Peaceful but Not Always:
Paintings by Neil Daugherty

In the Main Gallery
July 14, 2010 through December 31, 2010

Opening Reception July 30, 2010
from 7 – 9 pm

As part of the final show in the old Customs House before it undergoes renovation this fall, the Erie Art Museum, in conjunction with Stairways Behavioral Health, presents “Peaceful, but Not Always,” an exhibition of paintings by Erie native Neil Daugherty. This show features the museum’s collection of Daugherty paintings along with others from private collections. The exhibition is also part of the community celebration of 50th anniversary of the founding of Stairways Behavioral Health, where Daugherty’s love for painting was nurtured and encouraged.

Daugherty was born November 6, 1925. He studied mechanical drawing at Strong Vincent High School and intended to pursue a career in drafting. He also took art lessons from Joseph Plavcan. His artistic influences included Norman Rockwell, Vincent Van Gogh, and the ornithologist and bird artist Louis Agassiz Fuertes.

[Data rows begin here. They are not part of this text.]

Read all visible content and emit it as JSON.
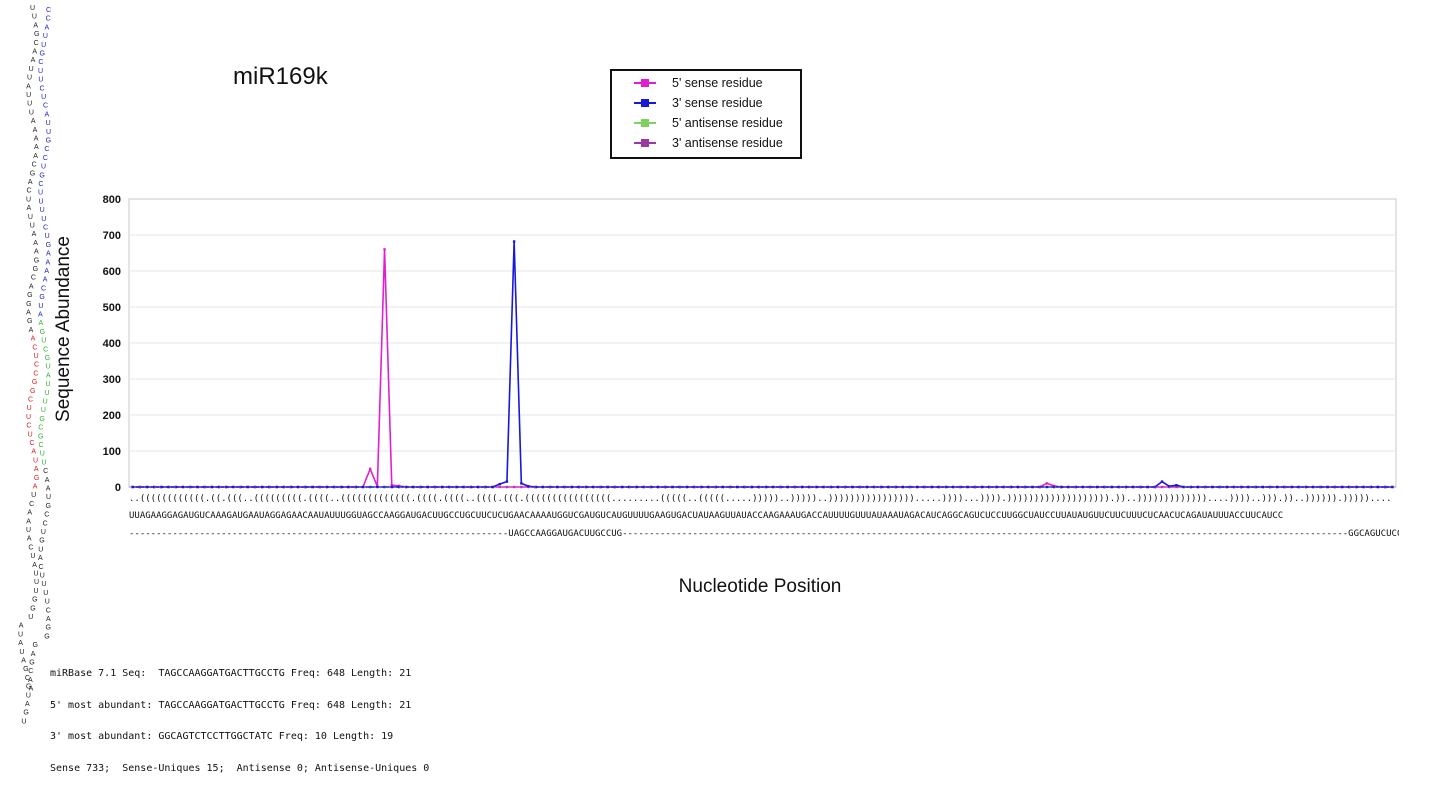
{
  "chart_data": {
    "type": "line",
    "title": "miR169k",
    "xlabel": "Nucleotide Position",
    "ylabel": "Sequence Abundance",
    "ylim": [
      0,
      800
    ],
    "yticks": [
      "0",
      "100",
      "200",
      "300",
      "400",
      "500",
      "600",
      "700",
      "800"
    ],
    "grid": true,
    "legend_placement": "top-center",
    "n_positions": 176,
    "series": [
      {
        "name": "5' sense residue",
        "color": "#e020d0",
        "points": [
          [
            33,
            50
          ],
          [
            34,
            2
          ],
          [
            35,
            660
          ],
          [
            36,
            5
          ],
          [
            37,
            3
          ],
          [
            127,
            10
          ],
          [
            128,
            3
          ]
        ]
      },
      {
        "name": "3' sense residue",
        "color": "#1818d8",
        "points": [
          [
            51,
            8
          ],
          [
            52,
            15
          ],
          [
            53,
            682
          ],
          [
            54,
            10
          ],
          [
            55,
            2
          ],
          [
            143,
            15
          ],
          [
            144,
            2
          ],
          [
            145,
            5
          ]
        ]
      },
      {
        "name": "5' antisense residue",
        "color": "#80d060",
        "points": []
      },
      {
        "name": "3' antisense residue",
        "color": "#9a3aa0",
        "points": []
      }
    ]
  },
  "structure_line": "..((((((((((((.((.(((..(((((((((.((((..(((((((((((((.((((.((((..((((.(((.((((((((((((((((.........(((((..(((((.....)))))..)))))..)))))))))))))))).....))))...)))).))))))))))))))))))).))..)))))))))))))....))))..))).))..)))))).)))))....",
  "sequence_line": "UUAGAAGGAGAUGUCAAAGAUGAAUAGGAGAACAAUAUUUGGUAGCCAAGGAUGACUUGCCUGCUUCUCUGAACAAAAUGGUCGAUGUCAUGUUUUGAAGUGACUAUAAGUUAUACCAAGAAAUGACCAUUUUGUUUAUAAAUAGACAUCAGGCAGUCUCCUUGGCUAUCCUUAUAUGUUCUUCUUUCUCAACUCAGAUAUUUACCUUCAUCC",
  "mature_line": "----------------------------------------------------------------------UAGCCAAGGAUGACUUGCCUG--------------------------------------------------------------------------------------------------------------------------------------GGCAGUCUCCUUGGCUAUC----------------------------------------------------------------------",
  "stats": [
    "miRBase 7.1 Seq:  TAGCCAAGGATGACTTGCCTG Freq: 648 Length: 21",
    "5' most abundant: TAGCCAAGGATGACTTGCCTG Freq: 648 Length: 21",
    "3' most abundant: GGCAGTCTCCTTGGCTATC Freq: 10 Length: 19",
    "Sense 733;  Sense-Uniques 15;  Antisense 0; Antisense-Uniques 0"
  ],
  "hairpin": {
    "left": "UUAGCAAUUAUUUAAAAACGACUAUUAAAGGCAGGAGAACUCCGGCUUCUCAUAGAUCAAUACUAUUUGGUAUAUAGCGUAGU",
    "right": "CCAUUGCUUCUCAUUGCCUGCUUUUCUGAAAACGUAAGUCGUAUUUUGCGCUUCAAUGCCUGUACUUUUCAGGGAGCAA"
  }
}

As a young adult, he developed a nervous and emotional disorder and was admitted to Warren State Hospital for treatment. Eventually his condition was controlled by medication and after 1952 he drifted among menial jobs in local industries. By the mid 1960s, he had recovered sufficiently to reconsider a career in drafting. While enrolled in an industrial skills center for drafting, he sold a few paintings to teachers. At age 40, he decided to drop out of classes and turn his attention instead to painting.

In his paintings, Daugherty combined abstract motifs with his vivid imagination to produce paintings of trees, flowers, animals and birds. He gave his works idyllic, indescript titles, such as Peacefull, but not always, Imagination, and Idle Afternoon, often hand writing the titles on the cardboard backing of the frames he chose. During the 1970s, he won numerous prizes at regional shows in Girard, Fairview, Edinboro and Erie, PA for his watercolors. After an intense period of creativity lasting more than a decade, he ceased painting. His work is in private collections in Erie, Buffalo, Cleveland and Florida. The museum currently owns twenty of Daugherty’s paintings.

Despite his disability, Daugherty became regionally well known in his time. His personal philosophy expounded two types of habits--doing and not doing. He regarded himself as the former. He was a frequent contributor to newspaper Letters to the Editor columns and a regular caller to Paul Brown’s longtime noon talk show on WQLN-FM. Daugherty died in 2004, at age 78.

Daugherty’s connection to Stairways came in the 1960s, when Stairways was founded. Stairways’ programming officially began on April 6, 1961. Several women in the Erie community founded the organization. At this time, hundreds of patients were released from Warren State Hospital and returned to Erie as medications for their conditions improved. The original Stairways programs began as just a few nights of recreation, as a social outlet for former State Hospital patients, who had been used to being around the same group of people for their time at the institution. Even at this time, art was encouraged in Stairways’ clients; although the program did not and does not use art therapy, clients were encouraged to produce art as a form of expression, to help them re-find their voices. Although the organization has grown in other directions over the last 50 years, art remains an important component of their programs.

Sponsored in part by Stairways Behavioral Health
Fifty years ago, Stairways founders welcomed Neil to the original social rehabilitation program
where they encouraged him to advance his artistic talent.